As an amateur film critic, I have panned many blockbusters and watched rote responses roll in which offer no greater defense of the panned film than, “This film was just plain fun. Why don’t you snobby film critics get it?” Self-defense is usually ugly, even when it is necessary, though I often want to swing back, “Alright, smart guy, you try it.” Claiming that a film is “just plain fun” is easy enough, but a fellow couldn’t exactly make a career of it. Further, the claim that a film is “just plain fun” doesn’t really give anyone much to think about. “Just plain fun” doesn’t really clarify anything. If a film is nothing more than fun, it doesn’t really leave anything to the imagination. The imagination is what takes over after mere fun has run its course.
When people object that this or that panned blockbuster is “just plain fun,” I often want to ask them to tease that claim out to 1200 words. And after you have teased “just plain fun” out to 1200 words, can you do it again, and again, and again? At about the 300 word threshold, explaining “just plain fun” runs out of steam. Readers drop out. They get it. 300 words is honestly about 297 words too many.
In truth, the reviewer comes to look at most films differently after writing 300 words about them. Once you write a dozen or so film reviews that top 1200 words, the idea of defending “just plain fun” once again becomes tedious and the critic begins to wonder why “just plain fun” films are so limited in their intellectual scope. If the point of any one film is to be “just plain fun,” why not watch the last film which was “just plain fun”? And if a certain film which is “just plain fun” on one viewing is a little less fun on a second viewing, why? And is it a buzzkill to include in a review all the reasons that a “just plain fun” film isn’t going to do much on a second viewing? And if a critic includes that information, should he expect to be told, “You snobby film critics don’t get it”?

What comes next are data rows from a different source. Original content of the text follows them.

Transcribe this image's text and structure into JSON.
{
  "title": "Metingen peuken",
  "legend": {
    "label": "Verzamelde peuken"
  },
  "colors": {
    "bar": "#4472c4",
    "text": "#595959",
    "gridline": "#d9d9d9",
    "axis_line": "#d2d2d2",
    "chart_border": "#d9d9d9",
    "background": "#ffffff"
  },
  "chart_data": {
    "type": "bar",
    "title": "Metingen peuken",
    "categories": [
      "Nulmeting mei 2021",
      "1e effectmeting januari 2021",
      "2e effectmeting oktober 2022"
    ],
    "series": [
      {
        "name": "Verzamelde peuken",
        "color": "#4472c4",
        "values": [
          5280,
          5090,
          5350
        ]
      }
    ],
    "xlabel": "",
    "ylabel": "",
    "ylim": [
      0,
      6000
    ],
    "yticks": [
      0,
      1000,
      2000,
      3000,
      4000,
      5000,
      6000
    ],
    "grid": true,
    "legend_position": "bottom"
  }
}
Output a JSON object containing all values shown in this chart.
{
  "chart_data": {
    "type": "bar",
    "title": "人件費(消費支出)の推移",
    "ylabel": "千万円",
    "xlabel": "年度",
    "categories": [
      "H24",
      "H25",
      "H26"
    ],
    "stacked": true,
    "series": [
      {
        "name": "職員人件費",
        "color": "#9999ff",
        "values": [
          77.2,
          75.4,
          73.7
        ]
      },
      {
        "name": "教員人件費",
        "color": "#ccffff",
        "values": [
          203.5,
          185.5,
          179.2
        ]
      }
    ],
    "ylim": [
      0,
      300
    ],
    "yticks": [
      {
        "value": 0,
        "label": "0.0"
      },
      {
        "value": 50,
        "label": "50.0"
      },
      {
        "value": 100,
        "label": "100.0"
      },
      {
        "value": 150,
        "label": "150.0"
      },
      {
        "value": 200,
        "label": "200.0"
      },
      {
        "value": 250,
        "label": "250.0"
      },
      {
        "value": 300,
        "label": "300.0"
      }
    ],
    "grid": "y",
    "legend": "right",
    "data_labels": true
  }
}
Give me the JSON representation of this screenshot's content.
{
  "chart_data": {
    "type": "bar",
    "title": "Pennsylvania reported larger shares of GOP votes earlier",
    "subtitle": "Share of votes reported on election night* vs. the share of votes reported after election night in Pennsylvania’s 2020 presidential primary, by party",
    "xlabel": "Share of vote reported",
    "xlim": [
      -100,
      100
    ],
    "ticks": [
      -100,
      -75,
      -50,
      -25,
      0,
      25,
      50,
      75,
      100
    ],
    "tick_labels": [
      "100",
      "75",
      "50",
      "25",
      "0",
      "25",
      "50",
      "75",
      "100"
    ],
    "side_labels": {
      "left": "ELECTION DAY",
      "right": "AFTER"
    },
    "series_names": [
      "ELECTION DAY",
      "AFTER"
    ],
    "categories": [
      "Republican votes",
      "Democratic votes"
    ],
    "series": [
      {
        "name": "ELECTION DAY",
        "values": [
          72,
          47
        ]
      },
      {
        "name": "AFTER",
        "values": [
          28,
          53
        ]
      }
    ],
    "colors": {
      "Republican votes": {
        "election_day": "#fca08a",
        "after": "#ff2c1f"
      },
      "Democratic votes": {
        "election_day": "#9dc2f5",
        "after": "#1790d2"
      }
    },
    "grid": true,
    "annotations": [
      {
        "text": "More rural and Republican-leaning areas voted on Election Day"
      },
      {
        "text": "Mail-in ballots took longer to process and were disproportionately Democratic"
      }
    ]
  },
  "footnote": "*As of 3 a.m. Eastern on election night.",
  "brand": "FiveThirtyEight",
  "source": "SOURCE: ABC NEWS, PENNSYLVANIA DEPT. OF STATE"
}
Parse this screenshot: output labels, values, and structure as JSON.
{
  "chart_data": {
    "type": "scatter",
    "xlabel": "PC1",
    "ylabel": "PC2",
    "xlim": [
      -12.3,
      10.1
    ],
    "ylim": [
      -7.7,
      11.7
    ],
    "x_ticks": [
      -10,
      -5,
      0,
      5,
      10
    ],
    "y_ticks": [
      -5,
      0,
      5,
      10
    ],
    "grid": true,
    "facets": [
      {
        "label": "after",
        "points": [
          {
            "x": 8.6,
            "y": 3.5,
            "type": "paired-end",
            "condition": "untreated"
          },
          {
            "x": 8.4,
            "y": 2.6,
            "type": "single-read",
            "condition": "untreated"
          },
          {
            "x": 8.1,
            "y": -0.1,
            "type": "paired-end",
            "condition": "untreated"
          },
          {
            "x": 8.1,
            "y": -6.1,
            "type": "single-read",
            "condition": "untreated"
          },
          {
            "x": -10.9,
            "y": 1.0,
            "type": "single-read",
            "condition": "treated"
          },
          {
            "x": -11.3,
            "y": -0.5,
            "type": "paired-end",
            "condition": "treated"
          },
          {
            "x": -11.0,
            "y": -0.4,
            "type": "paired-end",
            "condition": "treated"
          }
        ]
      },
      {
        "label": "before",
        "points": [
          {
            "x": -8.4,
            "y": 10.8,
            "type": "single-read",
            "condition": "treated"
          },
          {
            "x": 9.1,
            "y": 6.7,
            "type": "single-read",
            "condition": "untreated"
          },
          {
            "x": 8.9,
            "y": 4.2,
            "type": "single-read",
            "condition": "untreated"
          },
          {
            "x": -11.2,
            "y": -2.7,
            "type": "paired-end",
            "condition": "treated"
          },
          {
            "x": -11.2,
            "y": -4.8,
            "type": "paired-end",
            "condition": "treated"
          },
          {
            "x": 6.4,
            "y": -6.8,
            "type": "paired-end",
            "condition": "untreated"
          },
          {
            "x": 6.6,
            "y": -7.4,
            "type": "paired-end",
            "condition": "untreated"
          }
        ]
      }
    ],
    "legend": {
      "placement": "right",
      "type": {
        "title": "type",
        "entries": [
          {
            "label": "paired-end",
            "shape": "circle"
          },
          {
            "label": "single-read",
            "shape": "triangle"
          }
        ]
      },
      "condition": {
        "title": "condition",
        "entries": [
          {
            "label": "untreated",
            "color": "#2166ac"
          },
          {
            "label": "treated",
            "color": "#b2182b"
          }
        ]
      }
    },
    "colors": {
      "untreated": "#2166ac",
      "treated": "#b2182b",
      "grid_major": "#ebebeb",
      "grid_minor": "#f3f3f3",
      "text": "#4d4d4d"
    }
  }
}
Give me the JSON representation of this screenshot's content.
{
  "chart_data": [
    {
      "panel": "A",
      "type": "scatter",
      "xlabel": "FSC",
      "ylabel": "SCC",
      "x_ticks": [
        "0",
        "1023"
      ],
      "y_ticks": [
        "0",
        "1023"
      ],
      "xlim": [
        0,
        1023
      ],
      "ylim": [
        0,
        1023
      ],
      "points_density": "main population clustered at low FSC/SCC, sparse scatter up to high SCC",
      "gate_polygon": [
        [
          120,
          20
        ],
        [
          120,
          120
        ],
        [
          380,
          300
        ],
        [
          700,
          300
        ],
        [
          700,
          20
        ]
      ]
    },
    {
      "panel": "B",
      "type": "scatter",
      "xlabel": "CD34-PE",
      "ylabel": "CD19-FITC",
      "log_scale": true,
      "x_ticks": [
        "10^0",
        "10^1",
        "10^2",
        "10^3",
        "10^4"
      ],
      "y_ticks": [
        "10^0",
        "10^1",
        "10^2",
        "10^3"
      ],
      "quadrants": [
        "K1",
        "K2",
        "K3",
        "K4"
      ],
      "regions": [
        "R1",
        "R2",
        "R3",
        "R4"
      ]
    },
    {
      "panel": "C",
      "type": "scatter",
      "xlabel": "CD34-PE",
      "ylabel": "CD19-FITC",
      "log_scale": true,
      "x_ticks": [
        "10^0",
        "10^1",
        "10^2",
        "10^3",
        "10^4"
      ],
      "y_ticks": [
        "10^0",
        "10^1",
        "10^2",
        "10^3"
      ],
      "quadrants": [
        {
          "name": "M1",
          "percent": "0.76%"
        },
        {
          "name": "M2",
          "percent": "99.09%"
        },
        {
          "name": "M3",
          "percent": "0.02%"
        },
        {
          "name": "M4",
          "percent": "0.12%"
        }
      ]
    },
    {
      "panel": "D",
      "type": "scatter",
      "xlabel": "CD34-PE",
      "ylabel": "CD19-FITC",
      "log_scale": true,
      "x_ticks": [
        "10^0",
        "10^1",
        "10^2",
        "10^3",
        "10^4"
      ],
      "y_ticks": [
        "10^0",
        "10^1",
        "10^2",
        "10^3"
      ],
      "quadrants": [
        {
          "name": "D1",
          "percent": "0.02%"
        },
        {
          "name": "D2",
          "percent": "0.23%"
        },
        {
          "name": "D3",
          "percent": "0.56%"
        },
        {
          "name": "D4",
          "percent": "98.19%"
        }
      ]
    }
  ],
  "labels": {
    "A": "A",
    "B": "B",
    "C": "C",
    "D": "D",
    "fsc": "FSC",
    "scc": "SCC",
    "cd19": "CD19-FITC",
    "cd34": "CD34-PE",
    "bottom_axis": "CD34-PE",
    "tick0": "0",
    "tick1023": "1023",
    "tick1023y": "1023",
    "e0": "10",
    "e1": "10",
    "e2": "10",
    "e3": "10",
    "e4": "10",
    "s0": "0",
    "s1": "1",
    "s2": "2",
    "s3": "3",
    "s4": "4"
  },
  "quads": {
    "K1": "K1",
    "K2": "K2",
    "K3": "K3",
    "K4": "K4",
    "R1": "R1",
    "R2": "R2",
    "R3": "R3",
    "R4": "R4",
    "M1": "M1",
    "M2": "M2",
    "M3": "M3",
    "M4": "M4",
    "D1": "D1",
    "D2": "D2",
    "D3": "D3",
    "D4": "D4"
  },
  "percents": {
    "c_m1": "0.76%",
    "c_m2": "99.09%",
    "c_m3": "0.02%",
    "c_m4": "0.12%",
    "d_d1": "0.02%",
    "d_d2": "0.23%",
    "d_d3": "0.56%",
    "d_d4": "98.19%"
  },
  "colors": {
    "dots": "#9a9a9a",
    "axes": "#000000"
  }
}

The longer the critic thinks about it, the more interesting it seems that a film could be fun on a first viewing but not on a second. As he dwells on this further, the critic finds that he can’t enjoy a film the first time if he knows it will be boring the second time. He finds his standards rising, and he finds that people who don’t have to write about film are more easily satisfied with anything thrown up on the screen.